At least one of $a, b, c$ must be positive. Assume $a > 0$. Then we have $a^2 + ab + ac = a(a + b + c) = a$, so the inequality to be proved is equivalent to
$$bc + a - a^2 < \frac{1}{2}\sqrt{abc} + \frac{1}{4},$$
which can be rewritten as $f(\sqrt{bc}) < 0$, where
$$f(x) = x^2 - \frac{1}{2}\sqrt{a}x - a^2 + a - \frac{1}{4}.$$
Now $b$ and $c$ are subject only to the conditions $b + c = 1 - a$ and $bc > 0$. Thus $\sqrt{bc}$ varies in the interval $(0,\frac{1}{2}|1-a|]$.

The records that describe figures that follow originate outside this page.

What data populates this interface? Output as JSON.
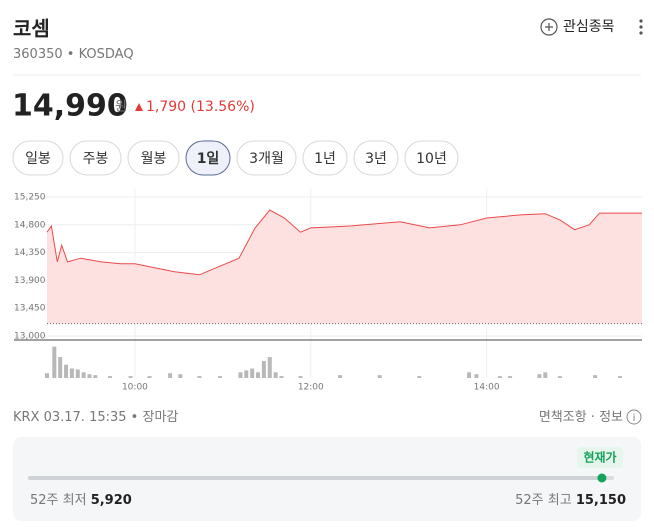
{
  "header": {
    "name": "코셈",
    "code": "360350",
    "market": "KOSDAQ",
    "watch": "관심종목"
  },
  "quote": {
    "price": {
      "value": 14990,
      "label": "14,990"
    },
    "unit": "원",
    "change": "1,790",
    "change_pct": "(13.56%)"
  },
  "tabs": {
    "items": [
      "일봉",
      "주봉",
      "월봉",
      "1일",
      "3개월",
      "1년",
      "3년",
      "10년"
    ],
    "active": 3
  },
  "chart_data": {
    "type": "area",
    "color": "#ec4a4a",
    "fill": "#fde0e0",
    "x": [
      540,
      543,
      547,
      550,
      554,
      563,
      577,
      590,
      600,
      627,
      644,
      671,
      682,
      692,
      702,
      713,
      720,
      747,
      781,
      801,
      822,
      840,
      863,
      880,
      890,
      900,
      910,
      917,
      946
    ],
    "values": [
      14680,
      14780,
      14200,
      14470,
      14200,
      14260,
      14200,
      14170,
      14170,
      14040,
      13990,
      14260,
      14750,
      15040,
      14910,
      14680,
      14750,
      14780,
      14850,
      14750,
      14800,
      14910,
      14960,
      14980,
      14880,
      14720,
      14800,
      14990,
      14990
    ],
    "xlim": [
      540,
      946
    ],
    "xticks": [
      {
        "value": 600,
        "label": "10:00"
      },
      {
        "value": 720,
        "label": "12:00"
      },
      {
        "value": 840,
        "label": "14:00"
      }
    ],
    "ylim": [
      13000,
      15250
    ],
    "yticks": [
      {
        "value": 13000,
        "label": "13,000"
      },
      {
        "value": 13450,
        "label": "13,450"
      },
      {
        "value": 13900,
        "label": "13,900"
      },
      {
        "value": 14350,
        "label": "14,350"
      },
      {
        "value": 14800,
        "label": "14,800"
      },
      {
        "value": 15250,
        "label": "15,250"
      }
    ],
    "grid": true,
    "baseline": 13200,
    "volume": {
      "color": "#b8b8b8",
      "x": [
        540,
        545,
        549,
        553,
        557,
        561,
        565,
        569,
        573,
        583,
        597,
        610,
        624,
        631,
        644,
        658,
        672,
        676,
        680,
        684,
        688,
        692,
        696,
        700,
        713,
        740,
        767,
        794,
        828,
        833,
        849,
        856,
        876,
        880,
        890,
        914,
        931
      ],
      "values": [
        5,
        33,
        22,
        14,
        10,
        9,
        6,
        4,
        3,
        2,
        2,
        2,
        5,
        4,
        2,
        2,
        6,
        8,
        10,
        6,
        18,
        22,
        6,
        2,
        2,
        3,
        3,
        2,
        6,
        4,
        2,
        2,
        4,
        6,
        2,
        3,
        2
      ],
      "ylim": [
        0,
        40
      ]
    }
  },
  "footer": {
    "source": "KRX 03.17. 15:35",
    "status": "장마감",
    "disclaimer": "면책조항",
    "info": "정보"
  },
  "range": {
    "badge": "현재가",
    "low_label": "52주 최저",
    "low": {
      "value": 5920,
      "label": "5,920"
    },
    "high_label": "52주 최고",
    "high": {
      "value": 15150,
      "label": "15,150"
    }
  }
}
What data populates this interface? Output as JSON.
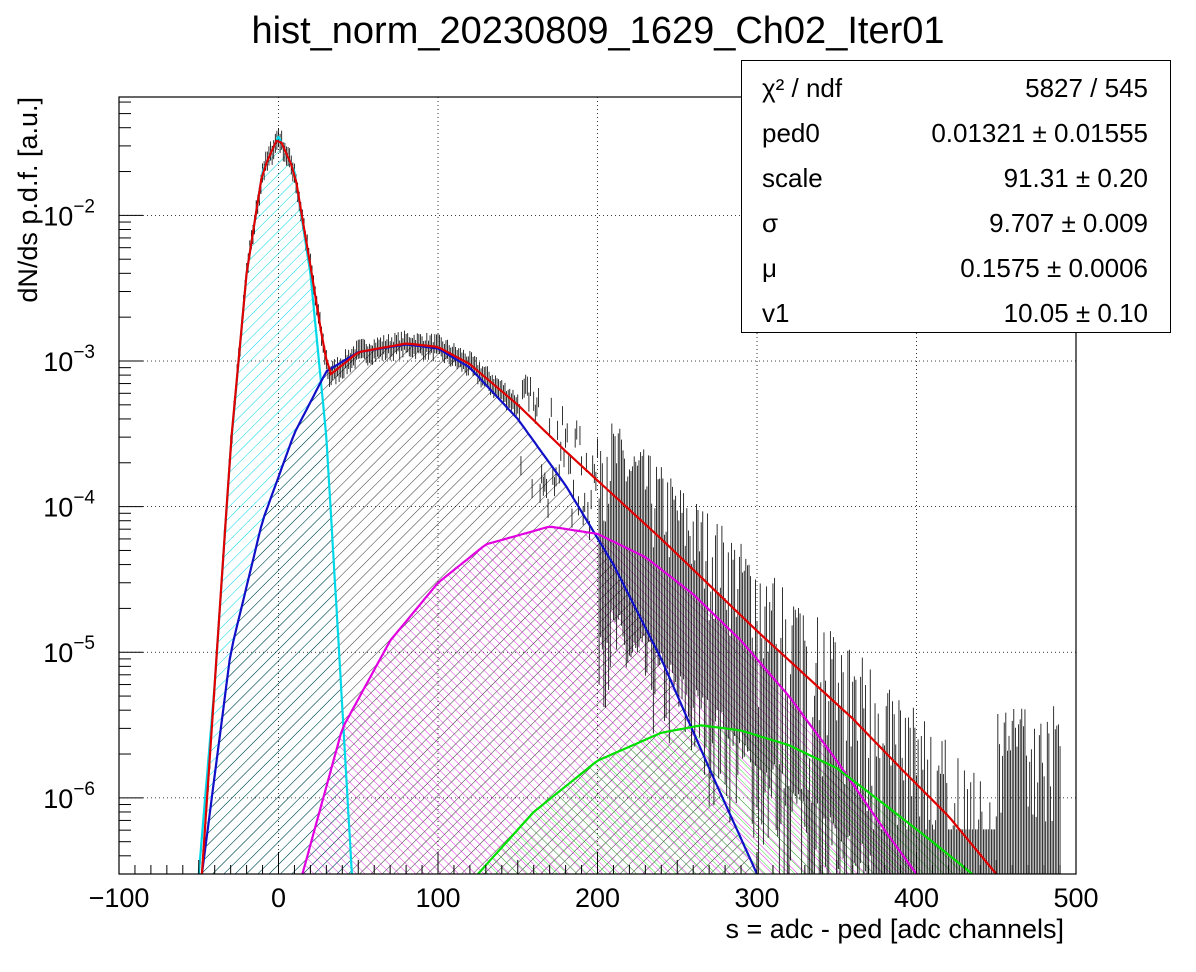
{
  "chart_data": {
    "type": "histogram-fit",
    "title": "hist_norm_20230809_1629_Ch02_Iter01",
    "xlabel": "s = adc - ped [adc channels]",
    "ylabel": "dN/ds p.d.f. [a.u.]",
    "xlim": [
      -100,
      500
    ],
    "ylim": [
      3e-07,
      0.065
    ],
    "yscale": "log",
    "grid": true,
    "x_ticks": [
      -100,
      0,
      100,
      200,
      300,
      400,
      500
    ],
    "x_tick_labels": [
      "−100",
      "0",
      "100",
      "200",
      "300",
      "400",
      "500"
    ],
    "y_ticks": [
      1e-06,
      1e-05,
      0.0001,
      0.001,
      0.01
    ],
    "y_tick_labels": [
      {
        "base": "10",
        "exp": "−6"
      },
      {
        "base": "10",
        "exp": "−5"
      },
      {
        "base": "10",
        "exp": "−4"
      },
      {
        "base": "10",
        "exp": "−3"
      },
      {
        "base": "10",
        "exp": "−2"
      }
    ],
    "stats": [
      {
        "name": "χ² / ndf",
        "value": "5827 / 545"
      },
      {
        "name": "ped0",
        "value": "0.01321 ± 0.01555"
      },
      {
        "name": "scale",
        "value": "91.31 ± 0.20"
      },
      {
        "name": "σ",
        "value": "9.707  ± 0.009"
      },
      {
        "name": "μ",
        "value": "0.1575  ± 0.0006"
      },
      {
        "name": "v1",
        "value": "10.05 ± 0.10"
      }
    ],
    "components": [
      {
        "color": "#00d8e8",
        "hatch": true,
        "points": [
          [
            -50,
            3e-07
          ],
          [
            -40,
            6e-06
          ],
          [
            -30,
            0.00025
          ],
          [
            -20,
            0.004
          ],
          [
            -10,
            0.02
          ],
          [
            0,
            0.035
          ],
          [
            10,
            0.02
          ],
          [
            20,
            0.004
          ],
          [
            30,
            0.0003
          ],
          [
            38,
            1e-05
          ],
          [
            46,
            3e-07
          ]
        ]
      },
      {
        "color": "#1010c8",
        "hatch": true,
        "points": [
          [
            -48,
            3e-07
          ],
          [
            -30,
            1e-05
          ],
          [
            -10,
            8e-05
          ],
          [
            10,
            0.00032
          ],
          [
            30,
            0.00085
          ],
          [
            50,
            0.00115
          ],
          [
            80,
            0.0013
          ],
          [
            100,
            0.00122
          ],
          [
            120,
            0.0009
          ],
          [
            150,
            0.0004
          ],
          [
            180,
            0.00014
          ],
          [
            210,
            4e-05
          ],
          [
            240,
            9e-06
          ],
          [
            270,
            1.6e-06
          ],
          [
            300,
            3e-07
          ]
        ]
      },
      {
        "color": "#e000e0",
        "hatch": true,
        "points": [
          [
            15,
            3e-07
          ],
          [
            40,
            3e-06
          ],
          [
            70,
            1.2e-05
          ],
          [
            100,
            3e-05
          ],
          [
            130,
            5.5e-05
          ],
          [
            170,
            7.3e-05
          ],
          [
            200,
            6.5e-05
          ],
          [
            230,
            4.5e-05
          ],
          [
            260,
            2.5e-05
          ],
          [
            290,
            1.2e-05
          ],
          [
            320,
            5e-06
          ],
          [
            350,
            1.8e-06
          ],
          [
            380,
            6e-07
          ],
          [
            400,
            3e-07
          ]
        ]
      },
      {
        "color": "#00e000",
        "hatch": true,
        "points": [
          [
            125,
            3e-07
          ],
          [
            160,
            8e-07
          ],
          [
            200,
            1.8e-06
          ],
          [
            240,
            2.8e-06
          ],
          [
            265,
            3.15e-06
          ],
          [
            290,
            2.9e-06
          ],
          [
            320,
            2.3e-06
          ],
          [
            350,
            1.6e-06
          ],
          [
            380,
            9e-07
          ],
          [
            410,
            5e-07
          ],
          [
            435,
            3e-07
          ]
        ]
      },
      {
        "color": "#e00000",
        "hatch": false,
        "points": [
          [
            -48,
            3e-07
          ],
          [
            -40,
            6e-06
          ],
          [
            -30,
            0.00026
          ],
          [
            -20,
            0.004
          ],
          [
            -10,
            0.02
          ],
          [
            0,
            0.035
          ],
          [
            10,
            0.02
          ],
          [
            20,
            0.0045
          ],
          [
            28,
            0.0013
          ],
          [
            32,
            0.0008
          ],
          [
            38,
            0.0009
          ],
          [
            50,
            0.00115
          ],
          [
            80,
            0.00132
          ],
          [
            100,
            0.00125
          ],
          [
            120,
            0.00095
          ],
          [
            150,
            0.0005
          ],
          [
            180,
            0.00024
          ],
          [
            210,
            0.00012
          ],
          [
            240,
            6e-05
          ],
          [
            270,
            2.9e-05
          ],
          [
            300,
            1.4e-05
          ],
          [
            330,
            7e-06
          ],
          [
            360,
            3.5e-06
          ],
          [
            390,
            1.6e-06
          ],
          [
            420,
            7.5e-07
          ],
          [
            450,
            3e-07
          ]
        ]
      }
    ]
  }
}
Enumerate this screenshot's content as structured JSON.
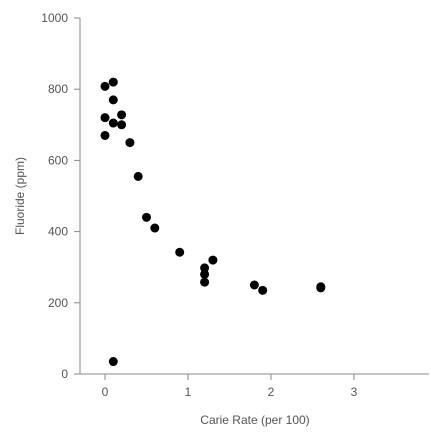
{
  "chart_data": {
    "type": "scatter",
    "title": "",
    "xlabel": "Carie Rate (per 100)",
    "ylabel": "Fluoride (ppm)",
    "xlim": [
      -0.3,
      3.9
    ],
    "ylim": [
      0,
      1000
    ],
    "x_ticks": [
      0,
      1,
      2,
      3
    ],
    "y_ticks": [
      0,
      200,
      400,
      600,
      800,
      1000
    ],
    "grid": false,
    "legend": "none",
    "series": [
      {
        "color": "#000000",
        "points": [
          {
            "x": 0.0,
            "y": 808
          },
          {
            "x": 0.1,
            "y": 820
          },
          {
            "x": 0.1,
            "y": 770
          },
          {
            "x": 0.0,
            "y": 720
          },
          {
            "x": 0.1,
            "y": 705
          },
          {
            "x": 0.2,
            "y": 728
          },
          {
            "x": 0.2,
            "y": 700
          },
          {
            "x": 0.0,
            "y": 670
          },
          {
            "x": 0.3,
            "y": 650
          },
          {
            "x": 0.4,
            "y": 555
          },
          {
            "x": 0.5,
            "y": 440
          },
          {
            "x": 0.6,
            "y": 410
          },
          {
            "x": 0.9,
            "y": 342
          },
          {
            "x": 1.3,
            "y": 320
          },
          {
            "x": 1.2,
            "y": 298
          },
          {
            "x": 1.2,
            "y": 280
          },
          {
            "x": 1.2,
            "y": 258
          },
          {
            "x": 1.8,
            "y": 250
          },
          {
            "x": 1.9,
            "y": 235
          },
          {
            "x": 2.6,
            "y": 245
          },
          {
            "x": 2.6,
            "y": 242
          },
          {
            "x": 0.1,
            "y": 35
          }
        ]
      }
    ]
  }
}
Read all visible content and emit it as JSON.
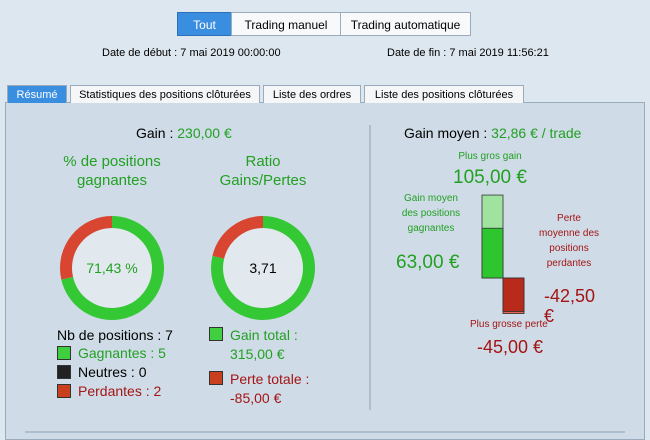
{
  "filters": [
    "Tout",
    "Trading manuel",
    "Trading automatique"
  ],
  "dates": {
    "start": "Date de début : 7 mai 2019 00:00:00",
    "end": "Date de fin : 7 mai 2019 11:56:21"
  },
  "tabs": [
    "Résumé",
    "Statistiques des positions clôturées",
    "Liste des ordres",
    "Liste des positions clôturées"
  ],
  "gain": {
    "label": "Gain :",
    "value": "230,00 €"
  },
  "win_ratio": {
    "title": "% de positions gagnantes",
    "value": 71.43,
    "value_label": "71,43 %"
  },
  "gain_loss_ratio": {
    "title": "Ratio Gains/Pertes",
    "value": "3,71"
  },
  "positions": {
    "total": "Nb de positions : 7",
    "winners": "Gagnantes : 5",
    "neutral": "Neutres : 0",
    "losers": "Perdantes : 2"
  },
  "totals": {
    "gain": {
      "label": "Gain total :",
      "value": 315,
      "value_label": "315,00 €"
    },
    "loss": {
      "label": "Perte totale :",
      "value": -85,
      "value_label": "-85,00 €"
    }
  },
  "average_gain": {
    "label": "Gain moyen :",
    "value": "32,86 € / trade"
  },
  "extremes": {
    "best_gain": {
      "label": "Plus gros gain",
      "value": 105,
      "value_label": "105,00 €"
    },
    "avg_gain": {
      "label": "Gain moyen des positions gagnantes",
      "value": 63,
      "value_label": "63,00 €"
    },
    "avg_loss": {
      "label": "Perte moyenne des positions perdantes",
      "value": -42.5,
      "value_label": "-42,50 €"
    },
    "worst_loss": {
      "label": "Plus grosse perte",
      "value": -45,
      "value_label": "-45,00 €"
    }
  }
}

Since $f(x)$ is a quadratic polynomial with positive leading coefficient, to check the inequality, it's enough to check it at its endpoints, namely, $f(0) \leq 0$ and $f(\frac{1}{2}|1-a|) < 0$. But $f(0) = -(a-\frac{1}{2})^2$, so the first of these inequalities is clear. Therefore, we need only prove that for all $a > 0$, we have
$$\frac{1}{4}(a-1)^2 -\frac{1}{4}\sqrt{a}|1-a| -a^2 +a - \frac{1}{4} < 0,$$
which we can rewrite as
$$-\frac{3}{4}a^2 +\frac{1}{2}a - \frac{1}{4}\sqrt{a}|1-a| < 0.$$
As the sum of the first two terms is already negative for $a \geq 1$, we need only consider the case $0 < a < 1$. Dividing by $t = \frac{1}{4}\sqrt{a}$, the inequality becomes
$$-3t^3 + t^2 + 2t - 1 < 0,$$
which must be proved for all $t \in (0,1)$ in order to conclude the proof.
This is straightforward to do with calculus.